WhiteSource raises $35 million for open source flaw detection platform

WhiteSource, a company that provides cybersecurity services to users of open source software, announced Wednesday that it raised $35 million in Series C funding.

The company’s platform draws from a database of open source repositories and alerts customers if they are using components that have unpatched bugs.

“We are now at a stage where the question is not whether or not to use open source components, but how to put in place the solutions and policies to manage them well,” said WhiteSource CEO and co-founder Rami Sass, in a press release.

Sass pointed to Equifax’s massive data breach last year as evidence for the need for automated open source bug monitoring services like WhiteSource’s. Equifax’s breach of about 148 million people’s personal data was reportedly caused by an unpatched version of Apache Struts, an open source web application framework.

“[A]s the open source community grows, and the number of reported vulnerabilities keeps climbing, manually verifying the security and compliance of open source components can no longer provide the necessary control over the security of these components,” the WhiteSource said in its announcement.

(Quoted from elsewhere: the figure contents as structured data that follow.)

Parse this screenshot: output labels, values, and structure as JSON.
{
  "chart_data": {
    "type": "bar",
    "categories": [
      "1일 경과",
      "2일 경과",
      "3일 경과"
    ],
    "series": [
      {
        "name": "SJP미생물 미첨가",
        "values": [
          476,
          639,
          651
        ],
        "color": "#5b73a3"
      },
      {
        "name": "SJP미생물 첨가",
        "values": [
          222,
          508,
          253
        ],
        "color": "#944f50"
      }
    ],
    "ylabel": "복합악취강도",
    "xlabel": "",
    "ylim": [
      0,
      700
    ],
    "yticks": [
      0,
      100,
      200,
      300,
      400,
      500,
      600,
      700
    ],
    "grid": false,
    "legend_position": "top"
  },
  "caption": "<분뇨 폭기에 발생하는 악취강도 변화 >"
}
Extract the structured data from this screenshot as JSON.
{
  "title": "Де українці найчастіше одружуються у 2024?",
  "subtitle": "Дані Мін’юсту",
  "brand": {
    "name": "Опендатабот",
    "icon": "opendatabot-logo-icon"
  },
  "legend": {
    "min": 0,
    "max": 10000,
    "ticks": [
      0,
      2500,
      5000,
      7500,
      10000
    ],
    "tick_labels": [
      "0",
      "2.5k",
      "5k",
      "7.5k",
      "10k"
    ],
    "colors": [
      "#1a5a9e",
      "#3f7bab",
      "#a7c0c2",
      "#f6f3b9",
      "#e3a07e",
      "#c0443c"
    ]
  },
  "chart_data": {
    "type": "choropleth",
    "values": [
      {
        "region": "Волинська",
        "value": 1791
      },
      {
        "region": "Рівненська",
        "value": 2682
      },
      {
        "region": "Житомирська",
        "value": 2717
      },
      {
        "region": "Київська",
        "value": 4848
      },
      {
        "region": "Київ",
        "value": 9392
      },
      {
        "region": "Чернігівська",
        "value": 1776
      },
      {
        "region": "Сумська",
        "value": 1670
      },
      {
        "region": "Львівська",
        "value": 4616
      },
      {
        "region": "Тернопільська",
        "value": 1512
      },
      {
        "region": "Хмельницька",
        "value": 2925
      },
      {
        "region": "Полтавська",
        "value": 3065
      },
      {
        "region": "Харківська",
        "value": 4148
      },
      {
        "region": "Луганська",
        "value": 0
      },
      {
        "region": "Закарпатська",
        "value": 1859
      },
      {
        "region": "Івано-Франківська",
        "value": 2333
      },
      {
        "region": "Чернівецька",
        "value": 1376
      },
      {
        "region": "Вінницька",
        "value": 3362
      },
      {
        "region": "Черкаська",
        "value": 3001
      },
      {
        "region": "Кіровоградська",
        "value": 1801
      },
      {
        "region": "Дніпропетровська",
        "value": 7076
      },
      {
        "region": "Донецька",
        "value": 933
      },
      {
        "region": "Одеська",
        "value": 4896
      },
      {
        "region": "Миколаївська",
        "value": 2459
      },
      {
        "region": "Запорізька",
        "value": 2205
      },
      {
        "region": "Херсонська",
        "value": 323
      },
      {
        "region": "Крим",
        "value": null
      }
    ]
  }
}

The funding round was led by Susquehanna Growth Equity, with participation from 83North and M12, Microsoft’s venture capital arm.

With offices in Boston, New York and Tel Aviv, boasts more than 500 customers, including several Fortune 100 companies. The company says it plans to use its new funding to “double down on serving the enterprise market,” adding that Microsoft, IBM, Comcast and KPMG use its platform.

Founded in 2011, WhiteSource competes with other startups in the “software composition analysis” space, like Snyk, which was also recently funded in a Series B round.